The bwt(s, sentinel='$') function:

  1. Appends the sentinel character to the input string.
  2. Builds the suffix array.
  3. Collects the character preceding each suffix (i.e. s[sa[i] - 1] for each position).

The BWT is reversible and tends to group identical characters together, making it useful for compression.

FM-index

The FMIndex class combines the suffix array, BWT, a C-table, and an Occ-matrix to support O(m) exact pattern matching (where m is the pattern length).
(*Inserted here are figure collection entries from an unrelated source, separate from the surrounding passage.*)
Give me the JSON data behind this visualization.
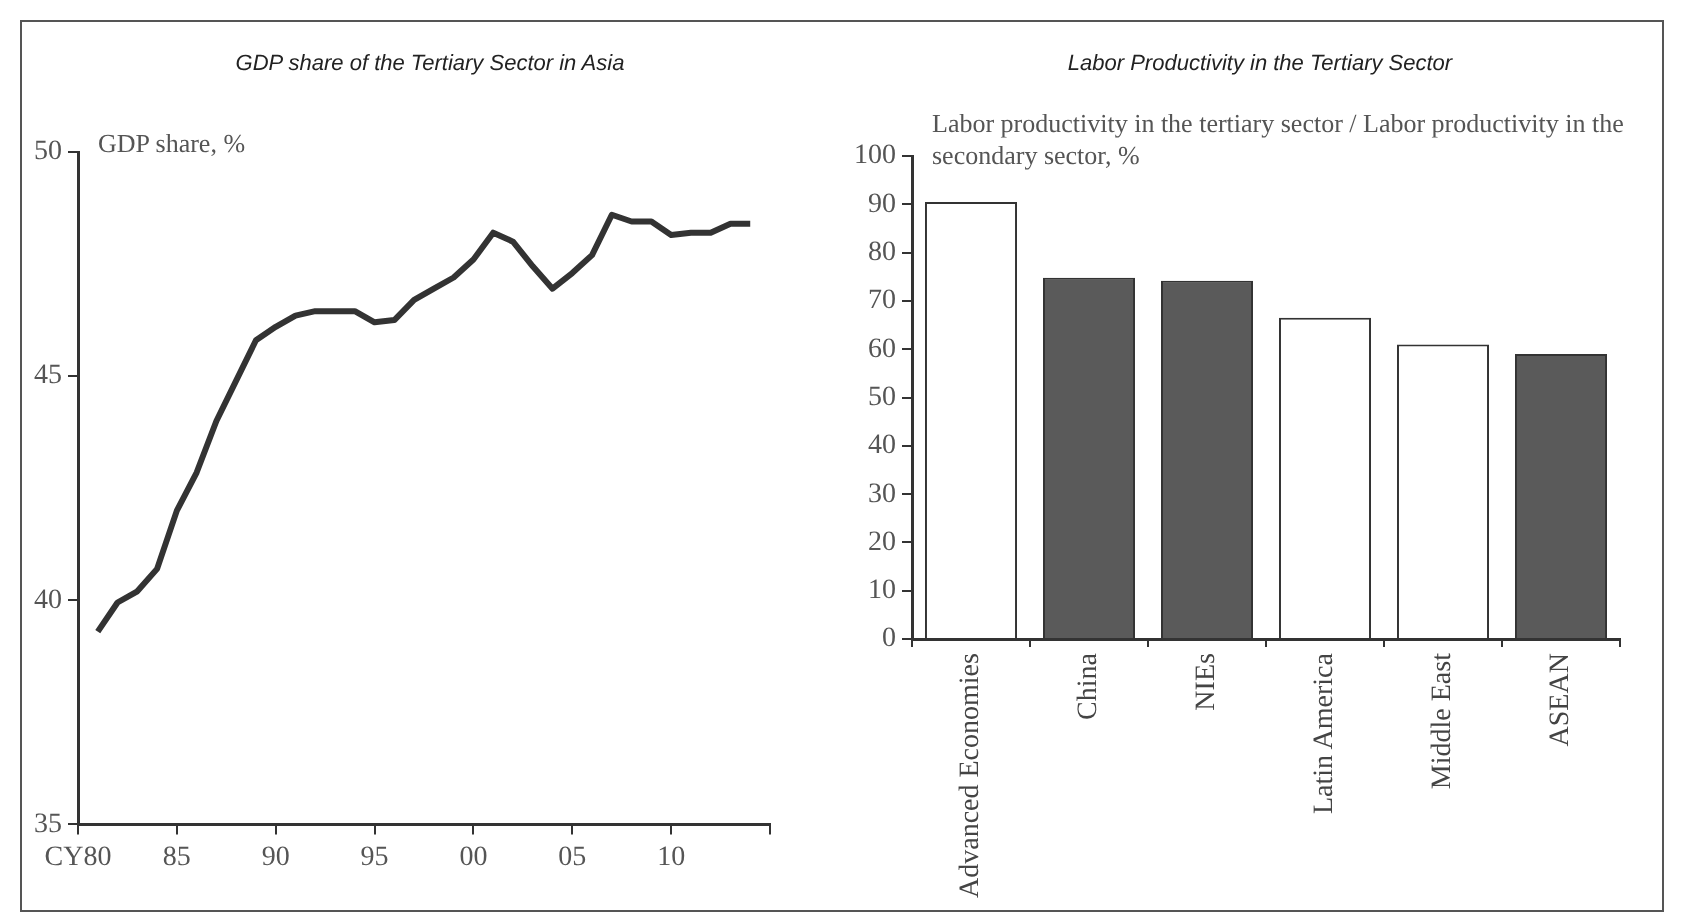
{
  "chart_data": [
    {
      "type": "line",
      "title": "GDP share of the Tertiary Sector in Asia",
      "ylabel": "GDP share, %",
      "color": "#333333",
      "x": [
        1981,
        1982,
        1983,
        1984,
        1985,
        1986,
        1987,
        1988,
        1989,
        1990,
        1991,
        1992,
        1993,
        1994,
        1995,
        1996,
        1997,
        1998,
        1999,
        2000,
        2001,
        2002,
        2003,
        2004,
        2005,
        2006,
        2007,
        2008,
        2009,
        2010,
        2011,
        2012,
        2013,
        2014
      ],
      "values": [
        39.3,
        39.95,
        40.2,
        40.7,
        42.0,
        42.85,
        44.0,
        44.9,
        45.8,
        46.1,
        46.35,
        46.45,
        46.45,
        46.45,
        46.2,
        46.25,
        46.7,
        46.95,
        47.2,
        47.6,
        48.2,
        48.0,
        47.45,
        46.95,
        47.3,
        47.7,
        48.6,
        48.45,
        48.45,
        48.15,
        48.2,
        48.2,
        48.4,
        48.4
      ],
      "xlim": [
        1980,
        2015
      ],
      "xticks": [
        {
          "value": 1980,
          "label": "CY80"
        },
        {
          "value": 1985,
          "label": "85"
        },
        {
          "value": 1990,
          "label": "90"
        },
        {
          "value": 1995,
          "label": "95"
        },
        {
          "value": 2000,
          "label": "00"
        },
        {
          "value": 2005,
          "label": "05"
        },
        {
          "value": 2010,
          "label": "10"
        },
        {
          "value": 2015,
          "label": null
        }
      ],
      "ylim": [
        35,
        50
      ],
      "yticks": [
        35,
        40,
        45,
        50
      ]
    },
    {
      "type": "bar",
      "title": "Labor Productivity in the Tertiary Sector",
      "ylabel": "Labor productivity in the tertiary sector / Labor productivity in the secondary sector, %",
      "categories": [
        "Advanced Economies",
        "China",
        "NIEs",
        "Latin America",
        "Middle East",
        "ASEAN"
      ],
      "values": [
        90.5,
        74.8,
        74.2,
        66.5,
        61,
        59
      ],
      "colors": [
        "#ffffff",
        "#5a5a5a",
        "#5a5a5a",
        "#ffffff",
        "#ffffff",
        "#5a5a5a"
      ],
      "ylim": [
        0,
        100
      ],
      "yticks": [
        0,
        10,
        20,
        30,
        40,
        50,
        60,
        70,
        80,
        90,
        100
      ]
    }
  ]
}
from bio_sea_pearl.bwt.transform import FMIndex

index = FMIndex("ACGTACGT")
l, r = index.backward_search("CGT")
# [l, r) is the half-open interval in the suffix array
# containing all suffixes that start with "CGT"

Internal tables:

Table Definition Purpose
C[c] Count of characters strictly less than c in the BWT Base offset for rank queries
Occ[c][i] Number of occurrences of c in BWT[0:i] Rank function for backward search

Backward search algorithm:

The backward_search(pattern) method processes the pattern in reverse:

For each character c in pattern (right to left):
    l = C[c] + Occ[c][l]
    r = C[c] + Occ[c][r]

If l < r after processing all characters, the pattern exists in the text and the positions are suffix_array[l:r]. If l ≥ r, the pattern is not found.
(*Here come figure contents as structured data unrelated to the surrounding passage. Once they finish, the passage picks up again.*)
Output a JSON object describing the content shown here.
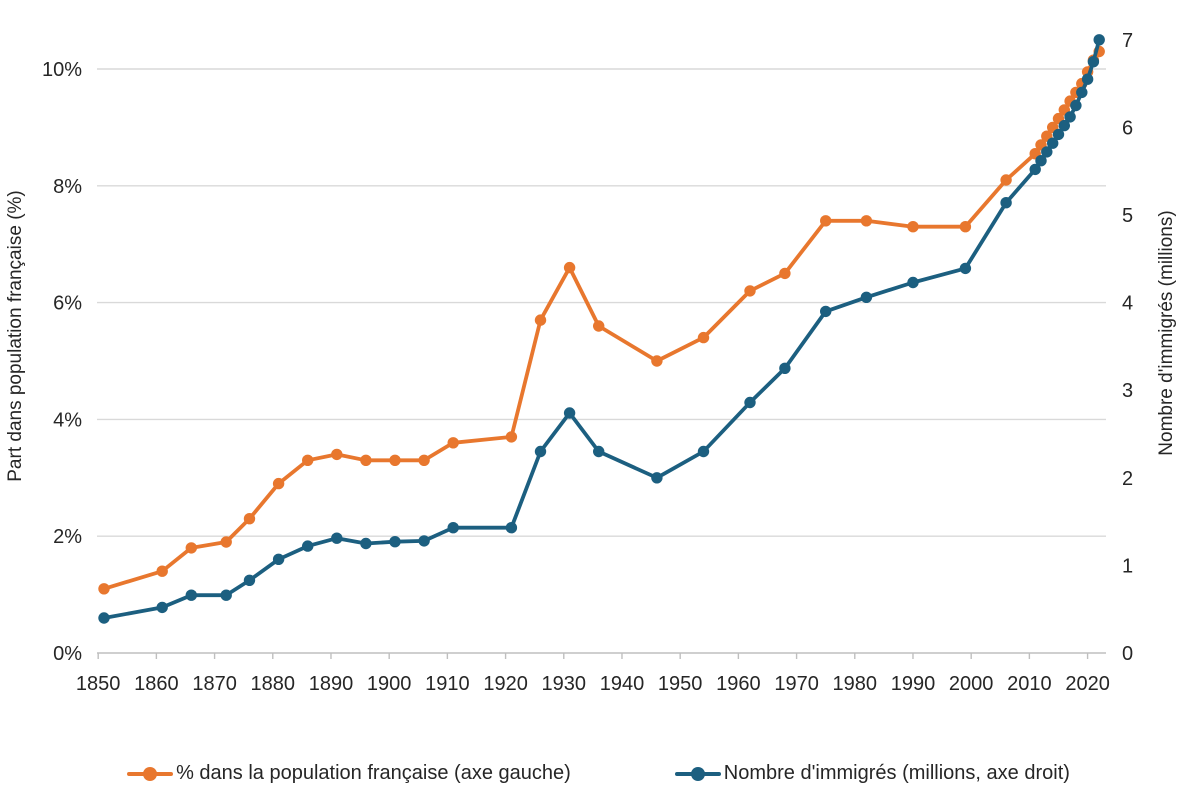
{
  "chart_data": {
    "type": "line",
    "title": "",
    "x": [
      1851,
      1861,
      1866,
      1872,
      1876,
      1881,
      1886,
      1891,
      1896,
      1901,
      1906,
      1911,
      1921,
      1926,
      1931,
      1936,
      1946,
      1954,
      1962,
      1968,
      1975,
      1982,
      1990,
      1999,
      2006,
      2011,
      2012,
      2013,
      2014,
      2015,
      2016,
      2017,
      2018,
      2019,
      2020,
      2021,
      2022
    ],
    "series": [
      {
        "name": "% dans la population française (axe gauche)",
        "axis": "left",
        "color": "#E8772E",
        "values": [
          1.1,
          1.4,
          1.8,
          1.9,
          2.3,
          2.9,
          3.3,
          3.4,
          3.3,
          3.3,
          3.3,
          3.6,
          3.7,
          5.7,
          6.6,
          5.6,
          5.0,
          5.4,
          6.2,
          6.5,
          7.4,
          7.4,
          7.3,
          7.3,
          8.1,
          8.55,
          8.7,
          8.85,
          9.0,
          9.15,
          9.3,
          9.45,
          9.6,
          9.75,
          9.95,
          10.15,
          10.3
        ]
      },
      {
        "name": "Nombre d'immigrés (millions, axe droit)",
        "axis": "right",
        "color": "#1C5F80",
        "values": [
          0.4,
          0.52,
          0.66,
          0.66,
          0.83,
          1.07,
          1.22,
          1.31,
          1.25,
          1.27,
          1.28,
          1.43,
          1.43,
          2.3,
          2.74,
          2.3,
          2.0,
          2.3,
          2.86,
          3.25,
          3.9,
          4.06,
          4.23,
          4.39,
          5.14,
          5.52,
          5.62,
          5.72,
          5.82,
          5.92,
          6.02,
          6.12,
          6.25,
          6.4,
          6.55,
          6.75,
          7.0
        ]
      }
    ],
    "x_axis": {
      "tick_years": [
        1850,
        1860,
        1870,
        1880,
        1890,
        1900,
        1910,
        1920,
        1930,
        1940,
        1950,
        1960,
        1970,
        1980,
        1990,
        2000,
        2010,
        2020
      ],
      "tick_labels": [
        "1850",
        "1860",
        "1870",
        "1880",
        "1890",
        "1900",
        "1910",
        "1920",
        "1930",
        "1940",
        "1950",
        "1960",
        "1970",
        "1980",
        "1990",
        "2000",
        "2010",
        "2020"
      ],
      "range": [
        1849,
        2024
      ]
    },
    "left_axis": {
      "title": "Part dans population française (%)",
      "tick_values": [
        0,
        2,
        4,
        6,
        8,
        10
      ],
      "tick_labels": [
        "0%",
        "2%",
        "4%",
        "6%",
        "8%",
        "10%"
      ],
      "range": [
        0,
        10.7
      ]
    },
    "right_axis": {
      "title": "Nombre d'immigrés (millions)",
      "tick_values": [
        0,
        1,
        2,
        3,
        4,
        5,
        6,
        7
      ],
      "tick_labels": [
        "0",
        "1",
        "2",
        "3",
        "4",
        "5",
        "6",
        "7"
      ],
      "range": [
        0,
        7.15
      ]
    },
    "grid": "horizontal gridlines at 2% intervals",
    "legend_position": "bottom"
  },
  "colors": {
    "orange_series": "#E8772E",
    "blue_series": "#1C5F80",
    "gridline": "#D9D9D9",
    "axis_line": "#BFBFBF",
    "text": "#262626"
  }
}
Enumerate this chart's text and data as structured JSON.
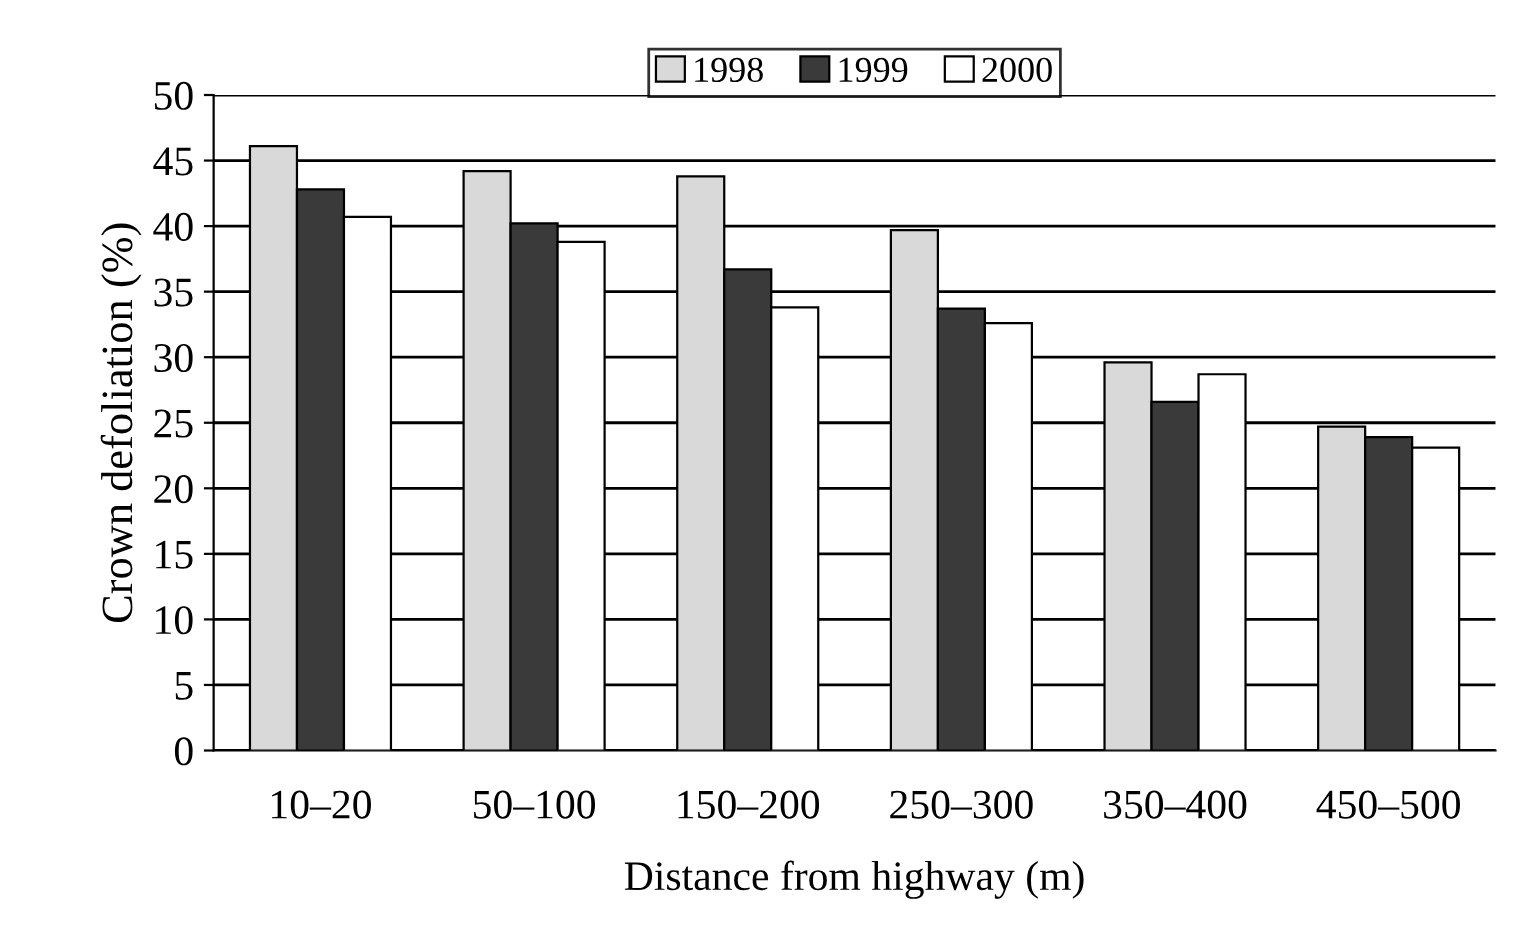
{
  "chart_data": {
    "type": "bar",
    "xlabel": "Distance from highway (m)",
    "ylabel": "Crown defoliation (%)",
    "categories": [
      "10–20",
      "50–100",
      "150–200",
      "250–300",
      "350–400",
      "450–500"
    ],
    "series": [
      {
        "name": "1998",
        "color": "#d9d9d9",
        "values": [
          46.1,
          44.2,
          43.8,
          39.7,
          29.6,
          24.7
        ]
      },
      {
        "name": "1999",
        "color": "#3a3a3a",
        "values": [
          42.8,
          40.2,
          36.7,
          33.7,
          26.6,
          23.9
        ]
      },
      {
        "name": "2000",
        "color": "#ffffff",
        "values": [
          40.7,
          38.8,
          33.8,
          32.6,
          28.7,
          23.1
        ]
      }
    ],
    "ylim": [
      0,
      50
    ],
    "yticks": [
      0,
      5,
      10,
      15,
      20,
      25,
      30,
      35,
      40,
      45,
      50
    ],
    "grid": "y",
    "legend": "top"
  }
}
  • Time complexity: O(m) for a pattern of length m
  • Pattern length limit: m ≤ 256 (enforced in the implementation)

API functions

The bwt_api module in src/bio_sea_pearl/api/ provides two high-level functions:

from bio_sea_pearl.api import build_fm_index, search_fm_index

# Build an FM-index for a sequence
index = build_fm_index("ACGTACGT")

# Search for a pattern — returns sorted list of zero-indexed positions
positions = search_fm_index(index, "CGT")
# positions = [1, 5]

build_fm_index(sequence, sentinel='$') constructs and returns an FMIndex instance.
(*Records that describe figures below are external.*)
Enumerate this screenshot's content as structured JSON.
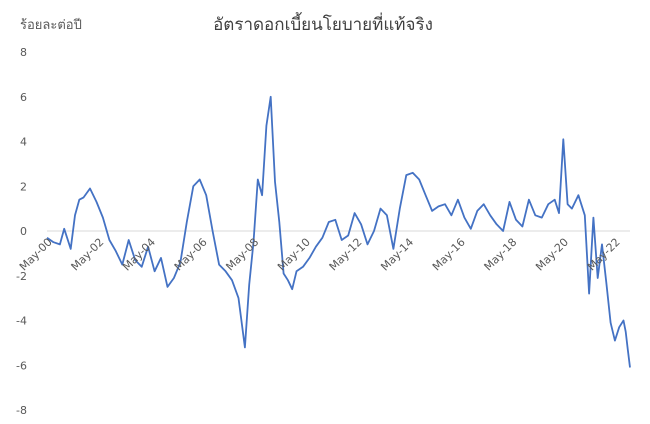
{
  "chart_data": {
    "type": "line",
    "title": "อัตราดอกเบี้ยนโยบายที่แท้จริง",
    "ylabel": "ร้อยละต่อปี",
    "xlabel": "",
    "ylim": [
      -8,
      8
    ],
    "yticks": [
      -8,
      -6,
      -4,
      -2,
      0,
      2,
      4,
      6,
      8
    ],
    "xlim": [
      "2000-05",
      "2022-12"
    ],
    "xticks": [
      "May-00",
      "May-02",
      "May-04",
      "May-06",
      "May-08",
      "May-10",
      "May-12",
      "May-14",
      "May-16",
      "May-18",
      "May-20",
      "May-22"
    ],
    "grid": false,
    "legend": "none",
    "series": [
      {
        "color": "#4472C4",
        "x": [
          "2000-05",
          "2000-08",
          "2000-11",
          "2001-01",
          "2001-04",
          "2001-06",
          "2001-08",
          "2001-10",
          "2002-01",
          "2002-04",
          "2002-07",
          "2002-10",
          "2003-01",
          "2003-04",
          "2003-07",
          "2003-10",
          "2004-01",
          "2004-04",
          "2004-07",
          "2004-10",
          "2005-01",
          "2005-04",
          "2005-07",
          "2005-10",
          "2006-01",
          "2006-04",
          "2006-07",
          "2006-10",
          "2007-01",
          "2007-04",
          "2007-07",
          "2007-10",
          "2008-01",
          "2008-03",
          "2008-05",
          "2008-07",
          "2008-09",
          "2008-11",
          "2009-01",
          "2009-03",
          "2009-05",
          "2009-07",
          "2009-09",
          "2009-11",
          "2010-01",
          "2010-04",
          "2010-07",
          "2010-10",
          "2011-01",
          "2011-04",
          "2011-07",
          "2011-10",
          "2012-01",
          "2012-04",
          "2012-07",
          "2012-10",
          "2013-01",
          "2013-04",
          "2013-07",
          "2013-10",
          "2014-01",
          "2014-04",
          "2014-07",
          "2014-10",
          "2015-01",
          "2015-04",
          "2015-07",
          "2015-10",
          "2016-01",
          "2016-04",
          "2016-07",
          "2016-10",
          "2017-01",
          "2017-04",
          "2017-07",
          "2017-10",
          "2018-01",
          "2018-04",
          "2018-07",
          "2018-10",
          "2019-01",
          "2019-04",
          "2019-07",
          "2019-10",
          "2020-01",
          "2020-03",
          "2020-05",
          "2020-07",
          "2020-09",
          "2020-12",
          "2021-03",
          "2021-05",
          "2021-07",
          "2021-09",
          "2021-11",
          "2022-01",
          "2022-03",
          "2022-05",
          "2022-07",
          "2022-09",
          "2022-10",
          "2022-11",
          "2022-12"
        ],
        "y": [
          -0.3,
          -0.5,
          -0.6,
          0.1,
          -0.8,
          0.7,
          1.4,
          1.5,
          1.9,
          1.3,
          0.6,
          -0.4,
          -0.9,
          -1.5,
          -0.4,
          -1.3,
          -1.6,
          -0.7,
          -1.8,
          -1.2,
          -2.5,
          -2.1,
          -1.4,
          0.4,
          2.0,
          2.3,
          1.6,
          0.0,
          -1.5,
          -1.8,
          -2.2,
          -3.0,
          -5.2,
          -2.4,
          -0.5,
          2.3,
          1.6,
          4.7,
          6.0,
          2.2,
          0.4,
          -1.9,
          -2.2,
          -2.6,
          -1.8,
          -1.6,
          -1.2,
          -0.7,
          -0.3,
          0.4,
          0.5,
          -0.4,
          -0.2,
          0.8,
          0.3,
          -0.6,
          0.0,
          1.0,
          0.7,
          -0.8,
          1.0,
          2.5,
          2.6,
          2.3,
          1.6,
          0.9,
          1.1,
          1.2,
          0.7,
          1.4,
          0.6,
          0.1,
          0.9,
          1.2,
          0.7,
          0.3,
          0.0,
          1.3,
          0.5,
          0.2,
          1.4,
          0.7,
          0.6,
          1.2,
          1.4,
          0.8,
          4.1,
          1.2,
          1.0,
          1.6,
          0.7,
          -2.8,
          0.6,
          -2.1,
          -0.6,
          -2.3,
          -4.1,
          -4.9,
          -4.3,
          -4.0,
          -4.5,
          -5.3,
          -6.1
        ]
      }
    ]
  }
}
search_fm_index(index, pattern) performs backward search and converts the suffix array interval to a sorted list of positions.


Utility scripts

transform.py

Located at src/bio_sea_pearl/bwt/transform.py. Contains the suffix_array(), bwt(), and FMIndex class implementations. This is the core module.

find.py

Located at src/bio_sea_pearl/bwt/find.py. An example script that loads a serialised FMIndex from a pickle file (bwt.fmidx) and performs a hard-coded search. Useful as a reference for programmatic usage.


Usage

biosea bwt search --sequence ACGTACGT --pattern CGT
# FM-index search positions: [1, 5]
curl -X POST http://localhost:8000/bwt/search \
    -H "Content-Type: application/json" \
    -d '{"sequence": "ACGTACGT", "pattern": "CGT"}'

Response:

{"sequence": "ACGTACGT", "pattern": "CGT", "positions": [1, 5]}
from bio_sea_pearl.api import build_fm_index, search_fm_index

idx = build_fm_index("banana")
print(search_fm_index(idx, "ana"))  # [1, 3]
print(search_fm_index(idx, "xyz"))  # []

Info

The CLI and REST API build a fresh FM-index for every request. For repeated queries against the same sequence, use the Python API to build the index once and search multiple patterns.


Complexity summary

Operation Time Space
Build suffix array O(n log² n) O(n log n)
Build BWT O(n) (given SA) O(n)
Build FM-index (C + Occ) O(n × Σ
Backward search O(m) O(1)

Where n = text length, m = pattern length, |Σ| = alphabet size.